The AWARE mobile platform was used to collect and record location and activity data for the period of January 22 - February 8 2016.
This website presents a summary of where I went and what I did during this three week period, as well as a description of my process for cleaning and exploring the data.
Location data was recorded using Google Fused Location (based on a combination of GPS, wifi, and bluetooth radio locations). Activity data was imputed using a Google activity classification algorithm based on accelerometer and other sensor data.
During the study period I:
|Collection Period||January 22 - February 8 2016 (18 Days)|
|Location Data Points||239,411|
|Activity Data Points||55,589|
The map above shows the approximate locations of where the greatest of location data points were collected (larger circles = more data points from this location in the dataset). The locations are approximate, based on a crude "binning" algorithm and the count of datapoints from a given area (a crude proxy for time spent). For example, there are several "bins" along Forbes Ave between Squirrel Hill and CMU. These are "binned" aggregates of my time spent in transit along Forbes Ave.(Created with OpenStreetMaps, MapBox, and Leaflet)
In truth, I don't need a smart phone, GPS, or binning algorithm to know that I spend most of my time at home or on campus. Let's add 50,000 points of activity data and see what we see! By joining activity data to my location data based on time stamp, I'm able to correlate activity with location.
The map above shows all ~50,000 data points. Where available, the data has been color coded according to activity type. This map reveals the paths taken when driving to various ski events. (Created in ArcGIS Pro)
Zooming in a bit, now we can begin to see that the location data captured has a bit of variety and a story to tell. For example, the purple on the left-hand side of the map shows when I walked back to campus after a haircut, and green shows some paths where I like to go and run.
Now that I've shown you the results, let's talk about how they were produced.
My first step is to complete some simple exploratory data analysis. Visual exploration makes things easiest, so I exported the location data to CSV and imported into ArcMap. By default, Arc creates a map from my location data like this:
Immediately, I can see that the location data has some "noise" in it. The image below shows a light scattering of location data that looks more like shotgun scatter shot than a travelled line. The location data puts in me places where I've never been:
Following the instructions in the tutorial I "binned" my location data based on locations 5 miles apart. This, unfortunately, just produced a sparse, "breadcrumbs" view of my travels across the state.
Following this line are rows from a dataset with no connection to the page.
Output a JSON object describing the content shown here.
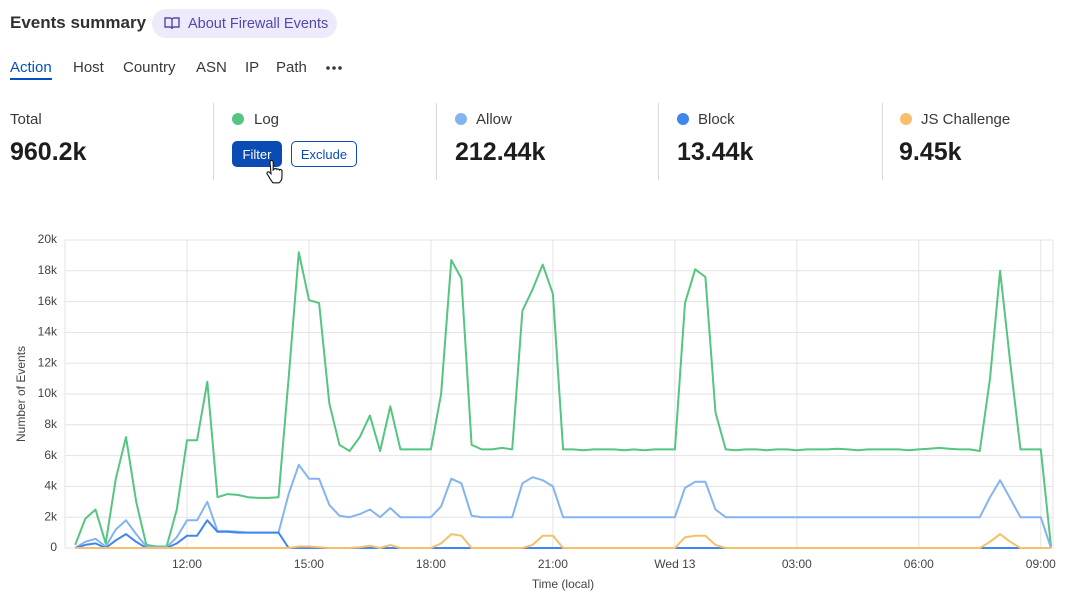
{
  "header": {
    "title": "Events summary",
    "link": "About Firewall Events"
  },
  "tabs": [
    "Action",
    "Host",
    "Country",
    "ASN",
    "IP",
    "Path"
  ],
  "stats": [
    {
      "label": "Total",
      "value": "960.2k"
    },
    {
      "label": "Log",
      "color": "#55c57f",
      "buttons": [
        "Filter",
        "Exclude"
      ]
    },
    {
      "label": "Allow",
      "color": "#84b4ef",
      "value": "212.44k"
    },
    {
      "label": "Block",
      "color": "#3f86ef",
      "value": "13.44k"
    },
    {
      "label": "JS Challenge",
      "color": "#f6bf6b",
      "value": "9.45k"
    }
  ],
  "chart_data": {
    "type": "line",
    "xlabel": "Time (local)",
    "ylabel": "Number of Events",
    "xlim": [
      9,
      33.3
    ],
    "ylim": [
      0,
      20000
    ],
    "xticks": [
      {
        "value": 12,
        "label": "12:00"
      },
      {
        "value": 15,
        "label": "15:00"
      },
      {
        "value": 18,
        "label": "18:00"
      },
      {
        "value": 21,
        "label": "21:00"
      },
      {
        "value": 24,
        "label": "Wed 13"
      },
      {
        "value": 27,
        "label": "03:00"
      },
      {
        "value": 30,
        "label": "06:00"
      },
      {
        "value": 33,
        "label": "09:00"
      }
    ],
    "yticks": [
      0,
      {
        "value": 2000,
        "label": "2k"
      },
      {
        "value": 4000,
        "label": "4k"
      },
      {
        "value": 6000,
        "label": "6k"
      },
      {
        "value": 8000,
        "label": "8k"
      },
      {
        "value": 10000,
        "label": "10k"
      },
      {
        "value": 12000,
        "label": "12k"
      },
      {
        "value": 14000,
        "label": "14k"
      },
      {
        "value": 16000,
        "label": "16k"
      },
      {
        "value": 18000,
        "label": "18k"
      },
      {
        "value": 20000,
        "label": "20k"
      }
    ],
    "grid": true,
    "x": [
      9.25,
      9.5,
      9.75,
      10,
      10.25,
      10.5,
      10.75,
      11,
      11.25,
      11.5,
      11.75,
      12,
      12.25,
      12.5,
      12.75,
      13,
      13.25,
      13.5,
      13.75,
      14,
      14.25,
      14.5,
      14.75,
      15,
      15.25,
      15.5,
      15.75,
      16,
      16.25,
      16.5,
      16.75,
      17,
      17.25,
      17.5,
      17.75,
      18,
      18.25,
      18.5,
      18.75,
      19,
      19.25,
      19.5,
      19.75,
      20,
      20.25,
      20.5,
      20.75,
      21,
      21.25,
      21.5,
      21.75,
      22,
      22.25,
      22.5,
      22.75,
      23,
      23.25,
      23.5,
      23.75,
      24,
      24.25,
      24.5,
      24.75,
      25,
      25.25,
      25.5,
      25.75,
      26,
      26.25,
      26.5,
      26.75,
      27,
      27.25,
      27.5,
      27.75,
      28,
      28.25,
      28.5,
      28.75,
      29,
      29.25,
      29.5,
      29.75,
      30,
      30.25,
      30.5,
      30.75,
      31,
      31.25,
      31.5,
      31.75,
      32,
      32.25,
      32.5,
      32.75,
      33,
      33.25
    ],
    "series": [
      {
        "color": "#55c57f",
        "values": [
          200,
          1900,
          2500,
          300,
          4500,
          7200,
          3000,
          200,
          100,
          100,
          2500,
          7000,
          7000,
          10800,
          3300,
          3500,
          3450,
          3300,
          3250,
          3250,
          3300,
          11000,
          19200,
          16100,
          15900,
          9400,
          6700,
          6300,
          7200,
          8600,
          6300,
          9200,
          6400,
          6400,
          6400,
          6400,
          10000,
          18700,
          17500,
          6700,
          6400,
          6400,
          6500,
          6400,
          15400,
          16800,
          18400,
          16500,
          6400,
          6400,
          6350,
          6400,
          6400,
          6400,
          6350,
          6400,
          6350,
          6400,
          6400,
          6400,
          15900,
          18100,
          17600,
          8800,
          6400,
          6350,
          6400,
          6400,
          6350,
          6400,
          6400,
          6350,
          6400,
          6400,
          6400,
          6450,
          6400,
          6350,
          6400,
          6400,
          6400,
          6400,
          6350,
          6400,
          6450,
          6500,
          6450,
          6400,
          6400,
          6300,
          11000,
          18000,
          12000,
          6400,
          6400,
          6400,
          100
        ]
      },
      {
        "color": "#84b4ef",
        "values": [
          0,
          400,
          600,
          100,
          1200,
          1800,
          900,
          100,
          50,
          50,
          700,
          1800,
          1800,
          3000,
          1100,
          1100,
          1050,
          1000,
          1000,
          1000,
          1000,
          3500,
          5400,
          4500,
          4500,
          2800,
          2100,
          2000,
          2200,
          2500,
          2000,
          2600,
          2000,
          2000,
          2000,
          2000,
          2700,
          4500,
          4200,
          2100,
          2000,
          2000,
          2000,
          2000,
          4200,
          4600,
          4400,
          4000,
          2000,
          2000,
          2000,
          2000,
          2000,
          2000,
          2000,
          2000,
          2000,
          2000,
          2000,
          2000,
          3900,
          4300,
          4300,
          2500,
          2000,
          2000,
          2000,
          2000,
          2000,
          2000,
          2000,
          2000,
          2000,
          2000,
          2000,
          2000,
          2000,
          2000,
          2000,
          2000,
          2000,
          2000,
          2000,
          2000,
          2000,
          2000,
          2000,
          2000,
          2000,
          2000,
          3300,
          4400,
          3200,
          2000,
          2000,
          2000,
          0
        ]
      },
      {
        "color": "#3f86ef",
        "values": [
          0,
          200,
          300,
          0,
          500,
          900,
          400,
          0,
          0,
          0,
          300,
          800,
          800,
          1800,
          1050,
          1050,
          1000,
          1000,
          1000,
          1000,
          1000,
          0,
          0,
          0,
          0,
          0,
          0,
          0,
          0,
          0,
          0,
          0,
          0,
          0,
          0,
          0,
          0,
          0,
          0,
          0,
          0,
          0,
          0,
          0,
          0,
          0,
          0,
          0,
          0,
          0,
          0,
          0,
          0,
          0,
          0,
          0,
          0,
          0,
          0,
          0,
          0,
          0,
          0,
          0,
          0,
          0,
          0,
          0,
          0,
          0,
          0,
          0,
          0,
          0,
          0,
          0,
          0,
          0,
          0,
          0,
          0,
          0,
          0,
          0,
          0,
          0,
          0,
          0,
          0,
          0,
          0,
          0,
          0,
          0,
          0,
          0,
          0
        ]
      },
      {
        "color": "#f6bf6b",
        "values": [
          0,
          0,
          0,
          0,
          0,
          0,
          0,
          0,
          0,
          0,
          0,
          0,
          0,
          0,
          0,
          0,
          0,
          0,
          0,
          0,
          0,
          0,
          100,
          100,
          50,
          0,
          0,
          0,
          50,
          150,
          0,
          200,
          0,
          0,
          0,
          0,
          300,
          900,
          800,
          0,
          0,
          0,
          0,
          0,
          0,
          200,
          800,
          800,
          0,
          0,
          0,
          0,
          0,
          0,
          0,
          0,
          0,
          0,
          0,
          0,
          700,
          800,
          800,
          200,
          0,
          0,
          0,
          0,
          0,
          0,
          0,
          0,
          0,
          0,
          0,
          0,
          0,
          0,
          0,
          0,
          0,
          0,
          0,
          0,
          0,
          0,
          0,
          0,
          0,
          0,
          400,
          900,
          400,
          0,
          0,
          0,
          0
        ]
      }
    ]
  }
}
Moreover, when I inspected these bin locations on a small-scale map, the bins (being pseudorandomly seeded) often put me spending most of my time in locations I had only passed through briefly (the locations where I spent more time were sometimes binned into locations where I spent little time).
To produce something more interesting and readable, I wrote a new function to group the bins. Any bin with fewer than 300 data points was grouped into its neighbor. I reduced the "epsilon" radius distance for the original binning function to 0.25 miles, which resulted in creating over 1000 bins. I then grouped together any bins with fewer than 300 data points into their next nearest neighbor, reducing the total number of bins to 40. These 40 resulting bins are much more representative of where I spent my time.
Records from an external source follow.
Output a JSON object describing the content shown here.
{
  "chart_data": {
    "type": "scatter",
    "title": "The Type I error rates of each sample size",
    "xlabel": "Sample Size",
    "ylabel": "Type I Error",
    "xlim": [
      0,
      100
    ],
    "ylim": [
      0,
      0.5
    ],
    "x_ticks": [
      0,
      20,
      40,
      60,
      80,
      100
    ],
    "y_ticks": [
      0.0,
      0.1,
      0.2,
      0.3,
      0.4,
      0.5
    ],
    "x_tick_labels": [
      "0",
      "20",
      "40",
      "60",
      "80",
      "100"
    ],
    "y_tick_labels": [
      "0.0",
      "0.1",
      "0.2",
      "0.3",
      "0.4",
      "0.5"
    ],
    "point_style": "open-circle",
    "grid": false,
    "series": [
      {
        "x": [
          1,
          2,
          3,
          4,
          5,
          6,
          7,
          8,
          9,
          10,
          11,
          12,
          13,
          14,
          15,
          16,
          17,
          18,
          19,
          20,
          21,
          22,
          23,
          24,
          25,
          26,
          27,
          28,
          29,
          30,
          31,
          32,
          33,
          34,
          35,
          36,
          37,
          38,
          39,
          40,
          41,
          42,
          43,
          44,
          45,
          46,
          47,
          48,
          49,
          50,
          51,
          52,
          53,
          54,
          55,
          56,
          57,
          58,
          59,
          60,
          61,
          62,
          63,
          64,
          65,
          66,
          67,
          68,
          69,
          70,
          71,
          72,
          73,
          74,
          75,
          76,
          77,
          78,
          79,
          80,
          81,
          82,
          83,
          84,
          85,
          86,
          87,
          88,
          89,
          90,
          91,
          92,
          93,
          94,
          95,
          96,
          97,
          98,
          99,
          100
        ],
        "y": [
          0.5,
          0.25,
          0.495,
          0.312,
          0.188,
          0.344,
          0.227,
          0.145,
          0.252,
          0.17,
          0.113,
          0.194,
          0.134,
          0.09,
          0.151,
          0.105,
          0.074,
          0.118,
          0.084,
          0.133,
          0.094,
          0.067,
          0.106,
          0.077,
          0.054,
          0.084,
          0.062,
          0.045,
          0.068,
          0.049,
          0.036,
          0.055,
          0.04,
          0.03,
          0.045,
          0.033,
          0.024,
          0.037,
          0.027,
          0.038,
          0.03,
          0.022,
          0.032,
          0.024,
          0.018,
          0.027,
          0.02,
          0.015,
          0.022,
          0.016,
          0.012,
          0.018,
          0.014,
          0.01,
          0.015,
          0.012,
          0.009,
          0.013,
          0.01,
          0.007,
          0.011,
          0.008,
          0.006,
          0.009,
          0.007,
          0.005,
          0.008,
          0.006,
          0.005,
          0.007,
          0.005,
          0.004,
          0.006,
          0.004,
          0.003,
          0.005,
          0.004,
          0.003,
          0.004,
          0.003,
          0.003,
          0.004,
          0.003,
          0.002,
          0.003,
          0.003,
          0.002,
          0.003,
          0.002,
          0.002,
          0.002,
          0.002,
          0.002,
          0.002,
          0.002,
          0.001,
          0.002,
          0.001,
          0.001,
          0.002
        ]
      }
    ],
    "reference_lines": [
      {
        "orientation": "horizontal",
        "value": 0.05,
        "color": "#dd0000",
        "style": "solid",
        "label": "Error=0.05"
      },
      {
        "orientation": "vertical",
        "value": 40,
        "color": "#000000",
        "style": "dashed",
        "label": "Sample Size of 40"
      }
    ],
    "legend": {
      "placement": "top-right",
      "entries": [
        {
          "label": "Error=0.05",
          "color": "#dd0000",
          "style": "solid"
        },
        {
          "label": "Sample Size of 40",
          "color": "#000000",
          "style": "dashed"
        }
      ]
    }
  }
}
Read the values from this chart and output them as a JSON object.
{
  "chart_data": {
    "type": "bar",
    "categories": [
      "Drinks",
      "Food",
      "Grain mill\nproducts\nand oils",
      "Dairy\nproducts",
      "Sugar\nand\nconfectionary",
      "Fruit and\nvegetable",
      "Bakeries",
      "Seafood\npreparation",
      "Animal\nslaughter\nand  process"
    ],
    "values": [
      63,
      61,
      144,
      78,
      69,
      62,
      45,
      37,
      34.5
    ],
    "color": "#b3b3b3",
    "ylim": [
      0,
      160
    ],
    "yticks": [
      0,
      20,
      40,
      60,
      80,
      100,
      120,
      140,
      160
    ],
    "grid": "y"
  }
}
This byte provided some fun real-world exposure to working with messy, incomplete data.
The data was incomplete in many ways:
The data is generally coherent. Some location data is clearly incorrect (such as the yellow triangle that appears below). The volume of the data makes it difficult, as visualized, to see the patterns and trends. Slicing the data (by day of week, for example) would great increase its comprehensibility.
This project has a few interesting take-aways: 1) sensor data can be really messy (and cleaning messy data is really time-consuming); 2) the sensors in modern smartphones are pretty amazing (for example, being able to somewhat accurately identify when I'm walking versus when I'm running).